Eukaryotic transcription factors (TFs) from the same structural family tend to bind similar DNA sequences, despite the ability of these TFs to execute distinct functions in vivo.The cell partly resolves this specificity paradox through combinatorial strategies and the use of low-affinity binding sites, which are better able to distinguish between similar TFs.However, because these sites have low affinity, it is challenging to understand how TFs recognize them in vivo.Here, we summarize recent findings and technological advancements that allow for the quantification and mechanistic interpretation of TF recognition across a wide range of affinities.We propose a model that integrates insights from the fields of genetics and cell biology to provide further conceptual understanding of TF binding specificity.We argue that in eukaryotes, target specificity is driven by an inhomogeneous 3D nuclear distribution of TFs and by variation in DNA binding affinity such that locally elevated TF concentration allows low-affinity binding sites to be functional.
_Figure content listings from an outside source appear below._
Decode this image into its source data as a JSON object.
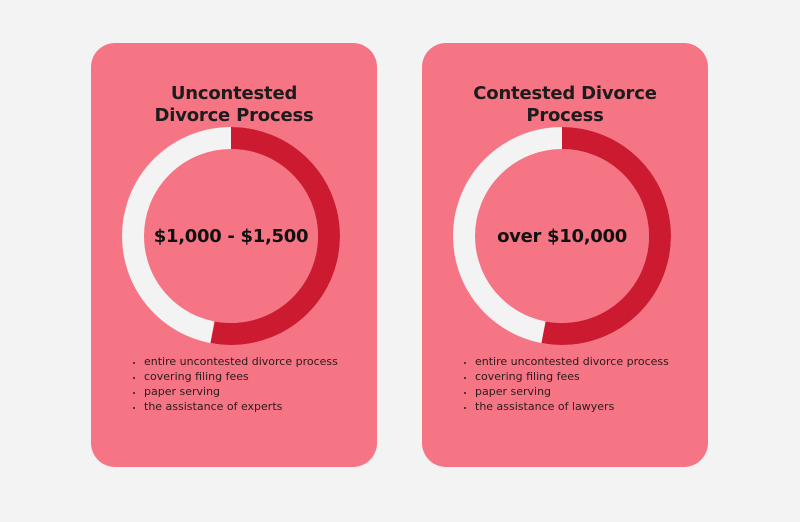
{
  "colors": {
    "background": "#f3f3f3",
    "card": "#f57585",
    "ring_fill": "#cc1a30",
    "ring_track": "#f3f3f3"
  },
  "cards": [
    {
      "title_lines": [
        "Uncontested",
        "Divorce Process"
      ],
      "amount": "$1,000 - $1,500",
      "ring_fill_fraction": 0.53,
      "bullets": [
        "entire uncontested divorce process",
        "covering filing fees",
        "paper serving",
        "the assistance of experts"
      ]
    },
    {
      "title_lines": [
        "Contested Divorce",
        "Process"
      ],
      "amount": "over $10,000",
      "ring_fill_fraction": 0.53,
      "bullets": [
        "entire uncontested divorce process",
        "covering filing fees",
        "paper serving",
        "the assistance of lawyers"
      ]
    }
  ]
}
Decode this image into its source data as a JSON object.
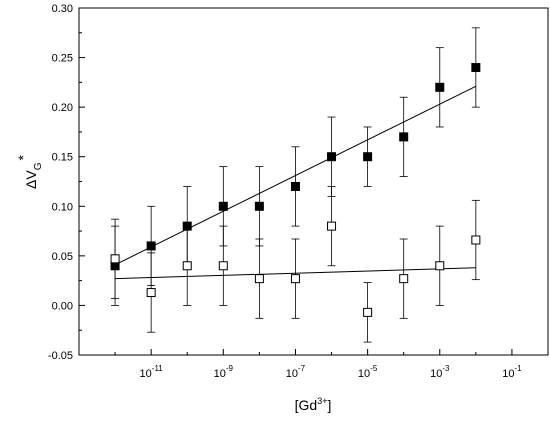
{
  "chart_data": {
    "type": "scatter",
    "xscale": "log",
    "xlim": [
      1e-13,
      1
    ],
    "ylim": [
      -0.05,
      0.3
    ],
    "grid": false,
    "legend": "none",
    "xlabel": {
      "main": "[Gd",
      "sup": "3+",
      "close": "]"
    },
    "ylabel": {
      "delta": "Δ",
      "main": "V",
      "sub": "G",
      "sup": "*"
    },
    "yticks": [
      "-0.05",
      "0.00",
      "0.05",
      "0.10",
      "0.15",
      "0.20",
      "0.25",
      "0.30"
    ],
    "xticks": [
      {
        "value": 1e-11,
        "base": "10",
        "exp": "-11"
      },
      {
        "value": 1e-09,
        "base": "10",
        "exp": "-9"
      },
      {
        "value": 1e-07,
        "base": "10",
        "exp": "-7"
      },
      {
        "value": 1e-05,
        "base": "10",
        "exp": "-5"
      },
      {
        "value": 0.001,
        "base": "10",
        "exp": "-3"
      },
      {
        "value": 0.1,
        "base": "10",
        "exp": "-1"
      }
    ],
    "series": [
      {
        "marker": "filled-square",
        "color": "#000000",
        "x": [
          1e-12,
          1e-11,
          1e-10,
          1e-09,
          1e-08,
          1e-07,
          1e-06,
          1e-05,
          0.0001,
          0.001,
          0.01
        ],
        "y": [
          0.04,
          0.06,
          0.08,
          0.1,
          0.1,
          0.12,
          0.15,
          0.15,
          0.17,
          0.22,
          0.24
        ],
        "err": [
          0.04,
          0.04,
          0.04,
          0.04,
          0.04,
          0.04,
          0.04,
          0.03,
          0.04,
          0.04,
          0.04
        ],
        "fit": {
          "x": [
            1e-12,
            0.01
          ],
          "y": [
            0.041,
            0.221
          ]
        }
      },
      {
        "marker": "open-square",
        "color": "#000000",
        "x": [
          1e-12,
          1e-11,
          1e-10,
          1e-09,
          1e-08,
          1e-07,
          1e-06,
          1e-05,
          0.0001,
          0.001,
          0.01
        ],
        "y": [
          0.047,
          0.013,
          0.04,
          0.04,
          0.027,
          0.027,
          0.08,
          -0.007,
          0.027,
          0.04,
          0.066
        ],
        "err": [
          0.04,
          0.04,
          0.04,
          0.04,
          0.04,
          0.04,
          0.04,
          0.03,
          0.04,
          0.04,
          0.04
        ],
        "fit": {
          "x": [
            1e-12,
            0.01
          ],
          "y": [
            0.027,
            0.038
          ]
        }
      }
    ]
  }
}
机译:来自相同结构家族的真核转录因子(TFS)倾向于结合类似的DNA序列,尽管这些TFS在体内执行不同的功能的能力。细胞部分通过组合策略和使用低亲和力结合位点来解决这种特异性悖论,这更好地能够区分类似的TFS。然而,由于这些网站具有低亲和力,因此了解TFS如何在体内识别出来有挑战性。在内,我们概述了最近的发现和技术进步,允许对量化和机械解释的最新发现和技术进步TF识别各种亲和力。我们提出了一种模型,该模型将来自遗传和细胞生物领域的洞察力集成,以提供对TF结合特异性的进一步概念理解。我们认为在真核生物中,目标特异性是由不均匀的3D核分布驱动的TFS和DNA结合亲和力的变异,使得局部升高的TF浓度趋势允许低亲和力结合位点是功能性的。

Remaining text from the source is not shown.